В общем, я решил пойти по простому пути и записался на вводный курс общей физики. Мне не хотелось ставить свои карьерные перспективы в зависимость от настроения какого-нибудь полусумасшедшего дядьки, поющего дифирамбы эфемерным бозонам и кваркам. В итоге я, как и большинство студентов-биологов, узнал о существовании тяготения: то, что тяжелей, стремится оказаться внизу, а то, что легче, – наверху. Что-то я узнал и о свете: присутствующий в растениях хлорофилл и имеющийся в сетчатке глаза животных и человека пигмент родопсин поглощают лучи света некоторых цветов и остаются «слепы» к другим цветам. Я даже узнал кое-что о температуре: при низких температурах биологические ткани замерзают и хорошо сохраняются, а при высоких – оттаивают и портятся. Вот, собственно говоря, и все. (Надеюсь, вы понимаете, что, рассуждая о том, как плохо биологи знают физику, я все-таки несколько преувеличиваю.)
То, что, отвергнув представления о главенстве клеточного ядра и перейдя к «мембраноцентристской» биологии, я попросту не представлял себе последствия такого шага, можно объяснить только моим невежеством по части квантовой физики. Мне было известно, что интегральные мембранные белки, взаимодействуя с сигналами окружающей среды, снабжают клетку энергией. Но я не мог объяснить природу этих сигналов, поскольку ничего не знал о мире квантов.

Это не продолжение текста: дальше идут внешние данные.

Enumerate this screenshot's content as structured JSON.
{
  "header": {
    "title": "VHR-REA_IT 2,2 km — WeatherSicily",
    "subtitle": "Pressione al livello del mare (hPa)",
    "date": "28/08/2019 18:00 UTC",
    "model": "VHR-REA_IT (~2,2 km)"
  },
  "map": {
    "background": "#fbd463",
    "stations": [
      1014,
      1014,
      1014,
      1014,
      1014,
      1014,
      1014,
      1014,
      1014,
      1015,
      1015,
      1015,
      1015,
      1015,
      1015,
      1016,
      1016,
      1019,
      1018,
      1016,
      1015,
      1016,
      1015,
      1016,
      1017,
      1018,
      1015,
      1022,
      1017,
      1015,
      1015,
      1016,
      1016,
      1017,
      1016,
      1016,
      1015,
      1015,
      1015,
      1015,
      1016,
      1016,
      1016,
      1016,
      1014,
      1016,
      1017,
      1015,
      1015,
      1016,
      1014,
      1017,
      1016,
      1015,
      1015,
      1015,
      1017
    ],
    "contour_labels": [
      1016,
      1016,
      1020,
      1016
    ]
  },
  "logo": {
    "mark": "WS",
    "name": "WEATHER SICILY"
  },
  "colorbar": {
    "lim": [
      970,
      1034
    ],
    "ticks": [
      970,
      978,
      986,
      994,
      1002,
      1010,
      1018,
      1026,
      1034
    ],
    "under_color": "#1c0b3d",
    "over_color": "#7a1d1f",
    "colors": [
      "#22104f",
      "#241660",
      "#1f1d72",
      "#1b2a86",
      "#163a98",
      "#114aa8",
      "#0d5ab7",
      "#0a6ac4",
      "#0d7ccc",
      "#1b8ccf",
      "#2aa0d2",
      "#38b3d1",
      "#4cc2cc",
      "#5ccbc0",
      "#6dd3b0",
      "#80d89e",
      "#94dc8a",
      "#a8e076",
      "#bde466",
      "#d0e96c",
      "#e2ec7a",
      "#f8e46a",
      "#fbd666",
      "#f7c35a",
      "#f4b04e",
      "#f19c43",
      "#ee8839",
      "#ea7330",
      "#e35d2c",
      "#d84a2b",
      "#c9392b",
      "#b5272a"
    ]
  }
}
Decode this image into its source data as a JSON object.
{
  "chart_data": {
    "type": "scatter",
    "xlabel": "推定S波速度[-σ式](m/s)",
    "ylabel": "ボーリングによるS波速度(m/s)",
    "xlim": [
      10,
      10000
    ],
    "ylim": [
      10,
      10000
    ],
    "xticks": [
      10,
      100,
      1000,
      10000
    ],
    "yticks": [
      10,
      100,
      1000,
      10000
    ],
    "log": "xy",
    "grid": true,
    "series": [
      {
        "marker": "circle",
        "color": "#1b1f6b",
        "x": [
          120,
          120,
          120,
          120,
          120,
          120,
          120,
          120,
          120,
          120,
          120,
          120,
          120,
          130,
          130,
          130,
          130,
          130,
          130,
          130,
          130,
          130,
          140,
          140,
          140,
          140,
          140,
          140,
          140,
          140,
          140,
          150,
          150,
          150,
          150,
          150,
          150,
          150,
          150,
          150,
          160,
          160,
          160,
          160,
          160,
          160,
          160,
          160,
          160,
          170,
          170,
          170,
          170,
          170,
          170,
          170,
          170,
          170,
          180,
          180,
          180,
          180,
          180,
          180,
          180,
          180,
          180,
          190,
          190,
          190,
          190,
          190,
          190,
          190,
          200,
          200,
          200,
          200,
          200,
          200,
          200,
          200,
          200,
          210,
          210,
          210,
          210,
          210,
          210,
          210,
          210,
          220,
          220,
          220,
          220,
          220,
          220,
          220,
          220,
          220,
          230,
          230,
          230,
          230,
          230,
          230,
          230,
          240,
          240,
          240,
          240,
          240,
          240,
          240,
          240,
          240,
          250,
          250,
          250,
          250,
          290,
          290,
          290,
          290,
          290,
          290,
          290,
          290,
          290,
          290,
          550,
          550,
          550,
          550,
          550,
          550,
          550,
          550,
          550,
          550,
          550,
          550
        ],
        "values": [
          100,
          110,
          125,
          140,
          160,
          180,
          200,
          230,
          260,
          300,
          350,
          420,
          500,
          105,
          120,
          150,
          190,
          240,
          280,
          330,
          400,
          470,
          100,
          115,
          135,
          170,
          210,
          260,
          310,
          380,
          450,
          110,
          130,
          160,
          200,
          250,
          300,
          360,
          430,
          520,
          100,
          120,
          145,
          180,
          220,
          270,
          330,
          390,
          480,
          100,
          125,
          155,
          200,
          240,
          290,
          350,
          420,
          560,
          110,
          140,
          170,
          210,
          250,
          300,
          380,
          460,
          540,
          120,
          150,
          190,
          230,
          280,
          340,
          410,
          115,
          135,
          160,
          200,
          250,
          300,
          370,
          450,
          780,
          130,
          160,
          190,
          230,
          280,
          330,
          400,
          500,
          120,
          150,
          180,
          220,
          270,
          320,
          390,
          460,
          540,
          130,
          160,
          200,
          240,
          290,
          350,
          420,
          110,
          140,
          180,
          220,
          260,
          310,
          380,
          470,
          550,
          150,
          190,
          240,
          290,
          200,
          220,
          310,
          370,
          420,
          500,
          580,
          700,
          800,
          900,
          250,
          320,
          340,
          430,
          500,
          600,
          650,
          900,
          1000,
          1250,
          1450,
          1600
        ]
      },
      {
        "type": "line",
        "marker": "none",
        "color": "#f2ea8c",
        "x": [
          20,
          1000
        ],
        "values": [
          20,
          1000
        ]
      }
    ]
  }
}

Я понял, как много потерял из-за того, что пренебрег квантовой физикой, лишь в 1982 году – через десять с лишним лет после окончания университета. Уверен, доведись мне познакомиться с ней еще в студенческие годы, я бы пришел к своему биологическому инакомыслию гораздо раньше.
Итак, вернемся в 1982 год. Я сижу на бетонном полу мрачного складского ангара в Беркли, в полутора тысячах миль от дома, и чувствую себя полным ничтожеством. Мыслимое ли дело – променять карьеру ученого на роль бездарного организатора рок-н-ролльных концертов? Теперь мы на мели – шесть провальных выступлений оставили нас без денег. Наличность в моем кармане иссякла. Я попытался расплатиться кредитной карточкой, но терминал в магазине пригрозил мне, показав череп со скрещенными костями. Мы перебивались кофе и пончиками и проходили описанные Элизабет Кюблер-Росс стадии умирания своего шоу – отрицание, протест, просьба об отсрочке, депрессия и, наконец, смирение... [Kubler-Ross 1997]. Внезапно покой нашего бетонного склепа был взорван пронзительным телефонным звонком. Телефон издавал отвратительные трели, но никто из нас даже не пошевелился.
Не вытерпел заведующий складом: «Ага, он здесь». Подняв голову, я посмотрел вверх со дна моей жизни и увидел протянутую мне телефонную трубку. Звонил ректор медицинской школы на Карибах, с которой я сотрудничал двумя годами ранее. Он двое суток потратил на то, чтобы отследить мои судорожные перемещения из Висконсина в Калифорнию. Зачем? Чтобы спросить, не соглашусь ли я снова заняться преподаванием.
Не соглашусь ли я? Согласится ли рыба вернуться в воду? «Когда?» – возопил я. «Вчера», – хмыкнул он. «Да, да, с удовольствием, но мне нужен аванс». В тот же день мне перечислили деньги, и я поделился ими с музыкантами моей группы. Затем я помчался в Мэдисон, чтобы попрощаться с дочерьми и наскоро упаковать чемоданы. Спустя двадцать четыре часа я маялся в Чикагском аэропорту в ожидании рейса в сады Эдема.
Полагаю, вы уже не раз задали себе вопрос: какого черта я приплел к квантовой физике свои рок-н-ролльные неудачи? Все очень просто – таковы особенности моего лекционного стиля. А для тех, кто привык мыслить прямолинейно, объявляю: сейчас мы вернемся к квантовой физике, благодаря которой я понял, что мысля прямолинейно, мы никогда не проникнем в тайны Вселенной.